Think 2019 — Part 1
Written by Sasha Lazarevic on February 26, 2019
Please note: I work for IBM, but all what I’m writing in this post represents only my personal opinion and is not an official statement of IBM or any of its entities. If you consider buying any of the IBM products, please consult with our sales representatives.
Think 2019
February 12–15 was the week for Think 2019, according to some analysts the most important tech event of the year. IBM assembled together all major individual exhibitions and this was the second edition of Think, now the main annual IBM conference. This time the event took place in San Francisco. I attended the event as one of the speakers on the subject of Watson Machine Learning and Watson Studio, and in my session I also had as guest Anyline, AI company from Austria.
The conference was successful and it was huge. Not only based on the number of participants (around 30’000), or sessions (more than 3’000), but also on the quality of discussions and topics. IBM events are not so much about announcements, but I will list and describe the most important ones in this post, along with highlights of the most recent and interesting technologies.
But the most important were the speeches and discussions around the IBM strategy and intentions.

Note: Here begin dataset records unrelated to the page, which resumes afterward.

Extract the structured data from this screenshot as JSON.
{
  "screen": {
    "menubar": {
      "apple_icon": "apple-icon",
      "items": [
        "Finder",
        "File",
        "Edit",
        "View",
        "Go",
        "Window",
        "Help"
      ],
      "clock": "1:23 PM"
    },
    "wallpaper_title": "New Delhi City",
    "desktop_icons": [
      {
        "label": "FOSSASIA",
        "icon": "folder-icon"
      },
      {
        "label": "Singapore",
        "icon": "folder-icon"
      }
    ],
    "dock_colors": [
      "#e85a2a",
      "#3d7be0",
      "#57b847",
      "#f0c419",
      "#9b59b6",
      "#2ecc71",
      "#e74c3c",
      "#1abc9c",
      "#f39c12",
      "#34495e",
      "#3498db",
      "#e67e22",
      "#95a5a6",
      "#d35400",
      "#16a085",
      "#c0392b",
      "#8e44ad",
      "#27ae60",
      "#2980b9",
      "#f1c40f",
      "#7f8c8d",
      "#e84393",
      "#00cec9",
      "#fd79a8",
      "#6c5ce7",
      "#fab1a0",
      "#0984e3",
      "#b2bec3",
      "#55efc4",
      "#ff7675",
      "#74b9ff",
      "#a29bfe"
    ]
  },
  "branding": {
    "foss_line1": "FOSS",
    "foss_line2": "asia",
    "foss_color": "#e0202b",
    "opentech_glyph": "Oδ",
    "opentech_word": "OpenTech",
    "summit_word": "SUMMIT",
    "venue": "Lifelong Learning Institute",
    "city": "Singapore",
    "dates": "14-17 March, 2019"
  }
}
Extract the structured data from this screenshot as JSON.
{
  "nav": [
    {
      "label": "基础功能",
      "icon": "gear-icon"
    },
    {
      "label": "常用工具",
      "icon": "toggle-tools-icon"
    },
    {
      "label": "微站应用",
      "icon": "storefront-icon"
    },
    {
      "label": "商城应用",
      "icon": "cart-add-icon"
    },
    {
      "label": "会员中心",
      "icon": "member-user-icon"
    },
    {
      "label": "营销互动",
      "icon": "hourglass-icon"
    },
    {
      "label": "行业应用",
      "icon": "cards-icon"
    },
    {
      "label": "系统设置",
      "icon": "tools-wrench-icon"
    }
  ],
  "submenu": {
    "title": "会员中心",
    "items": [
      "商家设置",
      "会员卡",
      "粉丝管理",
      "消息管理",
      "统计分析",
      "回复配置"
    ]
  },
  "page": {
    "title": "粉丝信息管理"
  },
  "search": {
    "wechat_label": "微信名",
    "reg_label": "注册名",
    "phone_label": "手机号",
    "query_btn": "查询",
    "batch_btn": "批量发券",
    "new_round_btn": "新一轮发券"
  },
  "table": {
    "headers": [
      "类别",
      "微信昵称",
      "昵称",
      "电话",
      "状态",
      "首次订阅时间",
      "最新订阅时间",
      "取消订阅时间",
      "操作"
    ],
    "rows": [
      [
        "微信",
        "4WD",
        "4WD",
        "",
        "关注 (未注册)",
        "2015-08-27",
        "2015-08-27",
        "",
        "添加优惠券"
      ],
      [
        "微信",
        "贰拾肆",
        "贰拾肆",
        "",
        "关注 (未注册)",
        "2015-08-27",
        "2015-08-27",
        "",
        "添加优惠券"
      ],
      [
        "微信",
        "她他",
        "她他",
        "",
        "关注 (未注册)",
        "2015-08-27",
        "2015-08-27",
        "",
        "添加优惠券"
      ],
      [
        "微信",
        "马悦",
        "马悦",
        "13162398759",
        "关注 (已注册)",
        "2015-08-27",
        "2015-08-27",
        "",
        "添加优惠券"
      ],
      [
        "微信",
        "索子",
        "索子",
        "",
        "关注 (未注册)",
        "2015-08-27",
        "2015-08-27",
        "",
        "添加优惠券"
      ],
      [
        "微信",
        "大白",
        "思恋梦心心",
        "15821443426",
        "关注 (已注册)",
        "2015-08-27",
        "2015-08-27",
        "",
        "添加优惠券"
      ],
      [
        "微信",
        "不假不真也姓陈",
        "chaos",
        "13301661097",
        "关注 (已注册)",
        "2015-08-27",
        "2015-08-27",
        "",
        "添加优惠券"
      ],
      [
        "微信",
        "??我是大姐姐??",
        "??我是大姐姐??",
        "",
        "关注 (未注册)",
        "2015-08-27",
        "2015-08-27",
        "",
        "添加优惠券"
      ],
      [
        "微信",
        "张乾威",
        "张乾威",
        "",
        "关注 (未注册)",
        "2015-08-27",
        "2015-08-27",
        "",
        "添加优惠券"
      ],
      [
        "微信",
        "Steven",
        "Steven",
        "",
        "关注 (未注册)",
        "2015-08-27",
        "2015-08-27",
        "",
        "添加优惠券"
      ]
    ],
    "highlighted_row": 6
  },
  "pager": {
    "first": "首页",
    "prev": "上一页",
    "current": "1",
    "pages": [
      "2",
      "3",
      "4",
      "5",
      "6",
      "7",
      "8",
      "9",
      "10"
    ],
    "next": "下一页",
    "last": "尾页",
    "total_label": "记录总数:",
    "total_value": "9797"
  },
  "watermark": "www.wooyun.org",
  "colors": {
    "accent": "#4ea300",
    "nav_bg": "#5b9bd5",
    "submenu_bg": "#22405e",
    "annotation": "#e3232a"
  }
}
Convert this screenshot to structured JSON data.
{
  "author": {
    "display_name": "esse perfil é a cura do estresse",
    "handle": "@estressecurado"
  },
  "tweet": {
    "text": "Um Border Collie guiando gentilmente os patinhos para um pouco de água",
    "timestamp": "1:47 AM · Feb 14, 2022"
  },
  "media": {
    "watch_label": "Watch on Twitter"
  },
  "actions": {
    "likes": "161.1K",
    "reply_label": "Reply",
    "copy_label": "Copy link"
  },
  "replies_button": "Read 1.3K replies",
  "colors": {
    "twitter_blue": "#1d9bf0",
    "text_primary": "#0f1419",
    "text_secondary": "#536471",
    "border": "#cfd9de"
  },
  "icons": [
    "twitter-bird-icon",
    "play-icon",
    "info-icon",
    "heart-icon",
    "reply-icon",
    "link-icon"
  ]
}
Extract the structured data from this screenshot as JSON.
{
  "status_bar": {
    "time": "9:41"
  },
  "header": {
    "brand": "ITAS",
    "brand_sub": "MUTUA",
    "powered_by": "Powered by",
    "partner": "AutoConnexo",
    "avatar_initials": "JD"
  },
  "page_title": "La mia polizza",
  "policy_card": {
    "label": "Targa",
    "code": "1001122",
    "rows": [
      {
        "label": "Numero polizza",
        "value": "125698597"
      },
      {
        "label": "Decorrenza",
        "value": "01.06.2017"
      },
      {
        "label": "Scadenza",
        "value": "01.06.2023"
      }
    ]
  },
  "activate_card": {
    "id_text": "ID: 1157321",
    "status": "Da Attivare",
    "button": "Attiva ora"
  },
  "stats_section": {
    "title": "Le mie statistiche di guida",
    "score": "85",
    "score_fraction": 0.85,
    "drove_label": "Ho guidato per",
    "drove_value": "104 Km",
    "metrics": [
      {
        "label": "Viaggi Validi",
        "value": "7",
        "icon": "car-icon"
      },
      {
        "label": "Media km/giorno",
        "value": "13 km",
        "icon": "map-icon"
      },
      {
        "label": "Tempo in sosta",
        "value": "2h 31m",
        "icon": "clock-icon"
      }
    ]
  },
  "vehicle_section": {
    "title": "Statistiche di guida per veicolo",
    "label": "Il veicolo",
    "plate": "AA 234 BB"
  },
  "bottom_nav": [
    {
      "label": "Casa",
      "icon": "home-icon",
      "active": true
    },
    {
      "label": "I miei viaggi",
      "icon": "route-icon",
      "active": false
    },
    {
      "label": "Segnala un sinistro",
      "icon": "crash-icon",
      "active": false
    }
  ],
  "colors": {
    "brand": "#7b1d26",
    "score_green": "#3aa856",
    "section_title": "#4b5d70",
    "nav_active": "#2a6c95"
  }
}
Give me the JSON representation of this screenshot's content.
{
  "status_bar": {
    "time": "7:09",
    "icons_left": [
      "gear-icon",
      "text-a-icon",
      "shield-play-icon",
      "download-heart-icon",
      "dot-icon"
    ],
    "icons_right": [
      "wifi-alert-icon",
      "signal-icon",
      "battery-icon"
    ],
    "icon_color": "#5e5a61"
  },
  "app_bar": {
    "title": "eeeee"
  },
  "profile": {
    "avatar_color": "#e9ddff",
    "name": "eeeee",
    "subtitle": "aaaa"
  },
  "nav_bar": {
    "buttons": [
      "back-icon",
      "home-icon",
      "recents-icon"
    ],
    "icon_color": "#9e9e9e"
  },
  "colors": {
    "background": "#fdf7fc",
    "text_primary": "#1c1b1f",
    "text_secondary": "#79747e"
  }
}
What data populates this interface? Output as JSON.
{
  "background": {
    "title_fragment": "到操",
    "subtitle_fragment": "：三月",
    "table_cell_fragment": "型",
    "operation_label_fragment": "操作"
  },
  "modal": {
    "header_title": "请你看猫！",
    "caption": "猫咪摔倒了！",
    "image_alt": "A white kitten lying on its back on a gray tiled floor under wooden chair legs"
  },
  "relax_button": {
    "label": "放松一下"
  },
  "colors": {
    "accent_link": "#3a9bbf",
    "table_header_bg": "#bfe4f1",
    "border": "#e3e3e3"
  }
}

CEO Ginni Rometti opened the conference with statements that this new Chapter Two (which starts now) in the digital transformation is all about scaling of digital and AI, and moving mission critical workloads of large organizations to the cloud. She said that the future is multicloud, that many workloads will never move to public cloud and that in less regulated industries the ratio (public/ private cloud) will be 60:40, and in more regulated 40:60. What I have seen later, made me confident that IBM is well prepared for this Chapter Two.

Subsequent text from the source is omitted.